2. A method according to claim 1 wherein the content of source and growth centre diamond in the reaction mass is less than 80 percent by volume.

3. A method according to claim 1 wherein the source crystals and growth centres are provided by particles at opposite ends of a particle size range.

4. A method according to claim 1 wherein the growth centres are provided by seed crystals.

5. A method according claim 1 wherein the source crystals are present in an amount greater than that of the growth centre crystals.

6. A method according claim 1 wherein the source crystals have a size of less than 20 microns.

7. A method according to claim 6, wherein the growth center crystals have a particle size greater than 40 microns.

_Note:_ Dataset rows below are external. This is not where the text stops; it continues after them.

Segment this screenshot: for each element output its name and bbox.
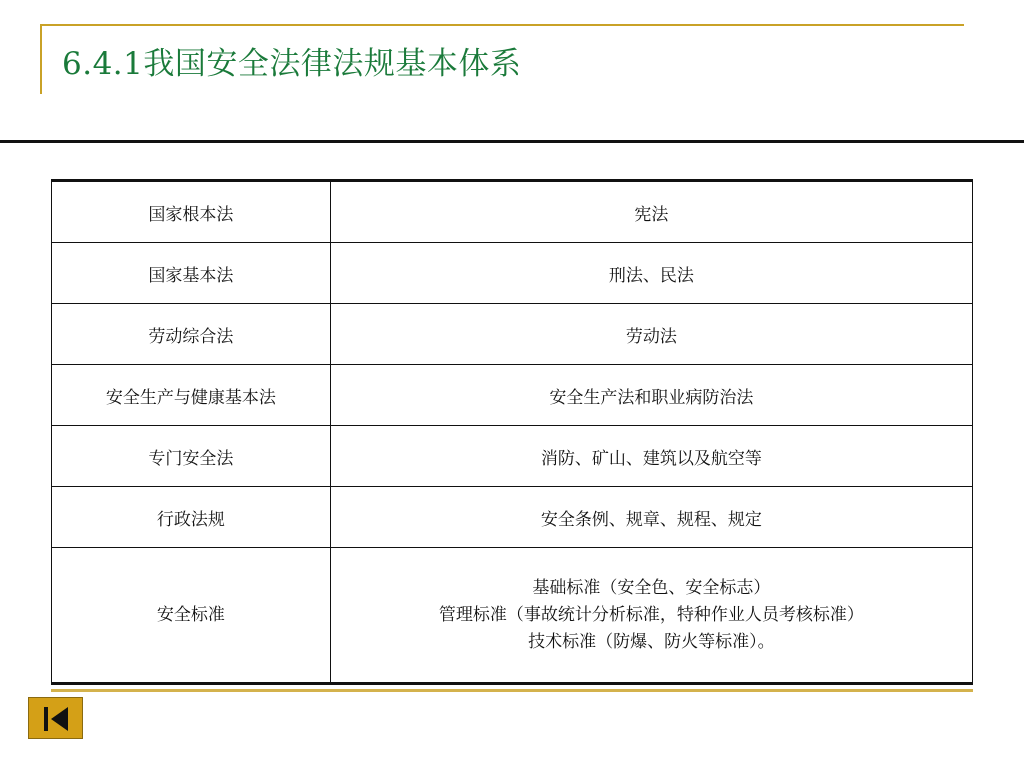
content-cell: 刑法、民法 [330, 243, 972, 304]
nav-first-button[interactable] [28, 697, 83, 739]
content-cell: 安全生产法和职业病防治法 [330, 365, 972, 426]
content-cell: 劳动法 [330, 304, 972, 365]
standard-line-technical: 技术标准（防爆、防火等标准）。 [528, 631, 775, 652]
standard-line-basic: 基础标准（安全色、安全标志） [532, 577, 771, 598]
title-rule-left [40, 24, 42, 94]
category-cell: 专门安全法 [52, 426, 331, 487]
category-cell: 安全标准 [52, 548, 331, 684]
table-row [52, 426, 973, 487]
content-cell: 安全条例、规章、规程、规定 [330, 487, 972, 548]
category-cell: 劳动综合法 [52, 304, 331, 365]
title-rule-top [40, 24, 964, 26]
page-title: 6.4.1我国安全法律法规基本体系 [62, 46, 522, 82]
content-cell [330, 548, 972, 684]
table-row [52, 304, 973, 365]
skip-to-first-icon [29, 698, 84, 740]
category-cell: 安全生产与健康基本法 [52, 365, 331, 426]
table-row [52, 365, 973, 426]
table-row [52, 181, 973, 243]
legal-system-table [51, 179, 973, 685]
footer-rule [51, 689, 973, 692]
table-row [52, 548, 973, 684]
category-cell: 国家基本法 [52, 243, 331, 304]
content-cell: 宪法 [330, 181, 972, 243]
content-cell: 消防、矿山、建筑以及航空等 [330, 426, 972, 487]
header-divider [0, 140, 1024, 143]
standard-line-management: 管理标准（事故统计分析标准，特种作业人员考核标准） [438, 604, 864, 625]
category-cell: 行政法规 [52, 487, 331, 548]
table-row [52, 243, 973, 304]
category-cell: 国家根本法 [52, 181, 331, 243]
table-row [52, 487, 973, 548]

8. A method according to claim 1 wherein the solvent/catalyst includes a transition metal.

9. A method according to claim 8 wherein the transition metal is selected from iron, cobalt, nickel, manganese and alloys containing any one of these metals.

10. A method according to claim 1 wherein the conditions of elevated temperature and pressure are those under which diamond is thermodynamically stable.

11. A method according to claim 10 wherein the elevated temperature is in the range 1200 to 1500° C., and the elevated pressure is in the range 50 to 70 kilobars (5 to 7 GPa).

12. A method according to claim 1 wherein the elevated temperature and pressure conditions are maintained for a period of at least 15 minutes.

13. A method according to claim 1 wherein the content of source and growth centre diamond in the reaction mass is at least 10 percent by volume.